Friday 14 February 2014

Everything you never knew about Valentine’s Day!

*This post was written by – why not take a look at their range of luxury Valentine’s Day gift ideas for your special someone.

Millions of doting couples will celebrate Valentine’s Day this year, showering their loved ones with cards, gifts, expensive meals and large doses of affection. But where did Valentine’s Day all begin? And why do we need to send a card to prove we care? While critics may say Valentine’s Day is the brainchild of Hallmark Cards, hoping to squeeze more cash out of the post-Christmas sense of love and goodwill, its history is somewhat more mythical and mysterious.

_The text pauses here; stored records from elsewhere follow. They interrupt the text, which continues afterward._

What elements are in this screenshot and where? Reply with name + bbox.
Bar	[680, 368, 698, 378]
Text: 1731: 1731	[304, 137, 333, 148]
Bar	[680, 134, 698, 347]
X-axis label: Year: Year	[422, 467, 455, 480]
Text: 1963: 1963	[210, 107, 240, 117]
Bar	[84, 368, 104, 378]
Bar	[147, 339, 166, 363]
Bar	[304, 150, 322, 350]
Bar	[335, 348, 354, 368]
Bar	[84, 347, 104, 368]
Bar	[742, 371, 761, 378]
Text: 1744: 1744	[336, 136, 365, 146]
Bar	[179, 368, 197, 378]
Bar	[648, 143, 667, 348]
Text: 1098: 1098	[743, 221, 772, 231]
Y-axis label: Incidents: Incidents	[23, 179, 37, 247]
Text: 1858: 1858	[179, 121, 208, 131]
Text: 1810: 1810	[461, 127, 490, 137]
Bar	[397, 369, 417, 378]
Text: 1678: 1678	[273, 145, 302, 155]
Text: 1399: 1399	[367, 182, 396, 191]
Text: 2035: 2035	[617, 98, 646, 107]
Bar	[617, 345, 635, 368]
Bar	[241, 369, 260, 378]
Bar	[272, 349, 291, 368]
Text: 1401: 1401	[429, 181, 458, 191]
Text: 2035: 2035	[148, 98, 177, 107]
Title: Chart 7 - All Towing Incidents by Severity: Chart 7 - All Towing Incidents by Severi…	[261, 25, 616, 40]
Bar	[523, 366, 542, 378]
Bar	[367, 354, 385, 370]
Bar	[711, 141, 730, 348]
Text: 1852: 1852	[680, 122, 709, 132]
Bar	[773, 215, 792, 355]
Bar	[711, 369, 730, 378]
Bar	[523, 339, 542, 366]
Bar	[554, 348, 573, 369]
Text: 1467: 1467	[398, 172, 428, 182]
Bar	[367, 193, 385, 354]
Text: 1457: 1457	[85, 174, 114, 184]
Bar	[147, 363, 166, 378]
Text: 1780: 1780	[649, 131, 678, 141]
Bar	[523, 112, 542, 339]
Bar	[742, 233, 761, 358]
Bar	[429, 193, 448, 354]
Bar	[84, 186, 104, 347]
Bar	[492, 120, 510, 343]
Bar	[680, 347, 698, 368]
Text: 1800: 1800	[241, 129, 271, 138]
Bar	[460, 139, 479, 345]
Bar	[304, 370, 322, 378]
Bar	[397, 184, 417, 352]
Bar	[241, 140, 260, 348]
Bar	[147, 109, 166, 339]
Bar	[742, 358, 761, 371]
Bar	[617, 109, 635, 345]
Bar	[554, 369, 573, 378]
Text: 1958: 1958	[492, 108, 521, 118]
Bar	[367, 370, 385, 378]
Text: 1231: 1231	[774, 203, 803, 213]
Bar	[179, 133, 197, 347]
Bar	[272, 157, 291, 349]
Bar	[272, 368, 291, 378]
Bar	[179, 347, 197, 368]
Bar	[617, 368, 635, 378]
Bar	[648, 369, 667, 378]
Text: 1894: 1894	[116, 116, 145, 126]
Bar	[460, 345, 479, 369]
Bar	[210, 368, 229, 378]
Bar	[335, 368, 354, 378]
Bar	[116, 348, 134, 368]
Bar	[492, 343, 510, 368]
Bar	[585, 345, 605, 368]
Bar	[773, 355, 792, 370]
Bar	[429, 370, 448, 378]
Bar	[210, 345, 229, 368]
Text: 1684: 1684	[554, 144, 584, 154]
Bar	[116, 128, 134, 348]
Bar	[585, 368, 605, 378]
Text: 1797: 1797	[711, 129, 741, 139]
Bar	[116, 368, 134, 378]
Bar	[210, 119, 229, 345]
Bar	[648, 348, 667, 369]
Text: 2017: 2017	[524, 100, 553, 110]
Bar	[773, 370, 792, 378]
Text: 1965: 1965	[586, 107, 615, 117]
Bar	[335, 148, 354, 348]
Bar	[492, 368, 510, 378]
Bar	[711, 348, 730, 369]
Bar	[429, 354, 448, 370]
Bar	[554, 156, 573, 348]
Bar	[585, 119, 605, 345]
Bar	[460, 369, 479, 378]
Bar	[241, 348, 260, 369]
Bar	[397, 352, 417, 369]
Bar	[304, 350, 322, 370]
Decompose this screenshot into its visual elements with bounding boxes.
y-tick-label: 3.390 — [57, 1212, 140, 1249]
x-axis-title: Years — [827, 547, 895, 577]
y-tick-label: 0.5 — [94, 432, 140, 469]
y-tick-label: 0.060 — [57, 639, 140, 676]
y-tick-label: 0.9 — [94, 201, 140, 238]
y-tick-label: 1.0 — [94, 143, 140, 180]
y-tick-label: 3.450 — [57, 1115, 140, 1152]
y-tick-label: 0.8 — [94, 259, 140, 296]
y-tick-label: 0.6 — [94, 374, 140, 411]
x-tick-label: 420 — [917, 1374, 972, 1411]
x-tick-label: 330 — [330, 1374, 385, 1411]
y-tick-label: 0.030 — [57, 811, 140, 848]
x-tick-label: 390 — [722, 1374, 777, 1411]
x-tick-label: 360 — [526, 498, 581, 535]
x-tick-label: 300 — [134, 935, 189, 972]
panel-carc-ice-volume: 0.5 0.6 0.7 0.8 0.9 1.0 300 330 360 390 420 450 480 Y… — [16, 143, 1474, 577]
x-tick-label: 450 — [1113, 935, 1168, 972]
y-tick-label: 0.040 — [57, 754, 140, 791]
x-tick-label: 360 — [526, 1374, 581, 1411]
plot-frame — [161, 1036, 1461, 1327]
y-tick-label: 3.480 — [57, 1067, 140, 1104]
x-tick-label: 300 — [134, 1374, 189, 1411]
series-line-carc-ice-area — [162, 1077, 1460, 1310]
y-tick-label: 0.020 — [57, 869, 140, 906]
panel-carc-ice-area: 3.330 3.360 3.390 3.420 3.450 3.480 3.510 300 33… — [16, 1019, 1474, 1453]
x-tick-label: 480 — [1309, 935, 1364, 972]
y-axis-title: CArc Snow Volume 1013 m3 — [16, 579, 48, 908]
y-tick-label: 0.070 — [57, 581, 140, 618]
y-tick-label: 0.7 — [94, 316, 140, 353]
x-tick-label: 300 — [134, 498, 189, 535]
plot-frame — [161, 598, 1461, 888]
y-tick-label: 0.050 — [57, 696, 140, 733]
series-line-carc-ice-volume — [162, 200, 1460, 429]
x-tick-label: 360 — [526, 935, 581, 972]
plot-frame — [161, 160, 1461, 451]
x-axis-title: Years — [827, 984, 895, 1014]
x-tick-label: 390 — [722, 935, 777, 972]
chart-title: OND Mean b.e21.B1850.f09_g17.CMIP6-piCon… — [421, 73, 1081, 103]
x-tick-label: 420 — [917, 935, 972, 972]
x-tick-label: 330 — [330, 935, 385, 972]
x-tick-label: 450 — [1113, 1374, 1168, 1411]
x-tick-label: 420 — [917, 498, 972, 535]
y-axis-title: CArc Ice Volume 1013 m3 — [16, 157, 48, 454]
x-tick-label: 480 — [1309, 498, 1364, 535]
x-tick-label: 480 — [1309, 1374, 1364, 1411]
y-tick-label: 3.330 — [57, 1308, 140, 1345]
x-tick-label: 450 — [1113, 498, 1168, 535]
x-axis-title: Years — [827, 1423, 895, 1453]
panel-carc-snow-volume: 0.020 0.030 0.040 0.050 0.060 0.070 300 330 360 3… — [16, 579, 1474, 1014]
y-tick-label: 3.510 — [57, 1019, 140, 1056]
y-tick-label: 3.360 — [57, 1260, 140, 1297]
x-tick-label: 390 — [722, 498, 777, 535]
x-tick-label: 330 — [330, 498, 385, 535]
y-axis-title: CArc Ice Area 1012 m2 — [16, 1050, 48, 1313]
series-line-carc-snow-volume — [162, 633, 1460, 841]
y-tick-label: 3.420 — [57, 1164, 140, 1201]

The idea behind a ‘lovers’ holiday’ can apparently be traced back to an annualpagan festival called Lupercalia, where raucous Romans stripped naked, grabbed goat- or dog-skin whips and spanked the backsides of young maidens, in the somewhat hopeful belief of increasing their fertility. Held every year on 15th February, this remained wildly popular well into the fifth century A.D, 150 years after Constantine made Christianity the official religion of the Roman Empire.

Saint Valentine 
Christian beliefs trace Valentine’s Day to 289 AD, when SaintValentine, a Roman priest, went against the wishes of Emperor Claudius II, who outlawed marriage, believing that single men made better soldiers than those with wives and families.
Feeling a sense of injustice, Valentine continued to perform marriages for young lovers in secret, but was soon discovered by the Emperor and sentenced to death. On the night before his execution, Valentine allegedly cured the jailor’s daughter of blindness, sending his a note signed “From your Valentine” – the same popular phrase used by lover’s in their cards today. The first official Saint Valentine's Day was declared on 14th of February by Pope Galasius in 496, in memory of Saint Valentine, who would be swathed in heroism and romanticism for years to come.

Middle Age lovers 
While Valentine’s greetings were popular as far back as the Middle Ages, written Valentine’s cards and letters didn’t appear until the 1400s. Saint Valentine firstly became associated with Courtly Love during the Middle Ages when Chaucer wrote a poem celebrating the engagement of KingRichard II of England to Anne of Bohemia (1381): For this was on Saint Valentine’s Day, When every fowl cometh there to choose his mate” The oldest Valentine in existence is a poem written by Charles, Duke of Orleans, to his wife while he was captive at the Tower of London. King Henry V is also known to have employed a writer to create a romantic Valentine note to Catherine of Valois. In Paris, on Valentine’s Day 1400, the High Court of Love was opened, dealing with affairs of the heart – marriage contracts, divorce, infidelity and domestic violence.

The Valentine’s card 
In Britain, Valentine’s Day gained further popularity during the 17th century, and by the 18th it was popular for lovers to send gifts and handwritten notes, typically made from lace and paper. In 1797, The Young Man’s Valentine Writer was published, suggesting appropriate rhymes and messages for people to use and adapt. With improved printing processes and postage systems, printed cards arrived by the 1800s, seen as an easy way for people to express their feelings when direct displays of feelings were not considered appropriate.

Love en masse
A landmark event in the commercialisation of Valentine’s Day was in 1913, when Hallmark Cards produced their very first Valentine, which was the catalyst for the mass produced cards we see today.
Today, according to the Greeting Card Association, an estimated 1 billion Valentine’s Day cards are sent every year, making Valentine's Day the second biggest card-sending day of the year. Valentine's Day generates around £9.2 billion in sales in the United States.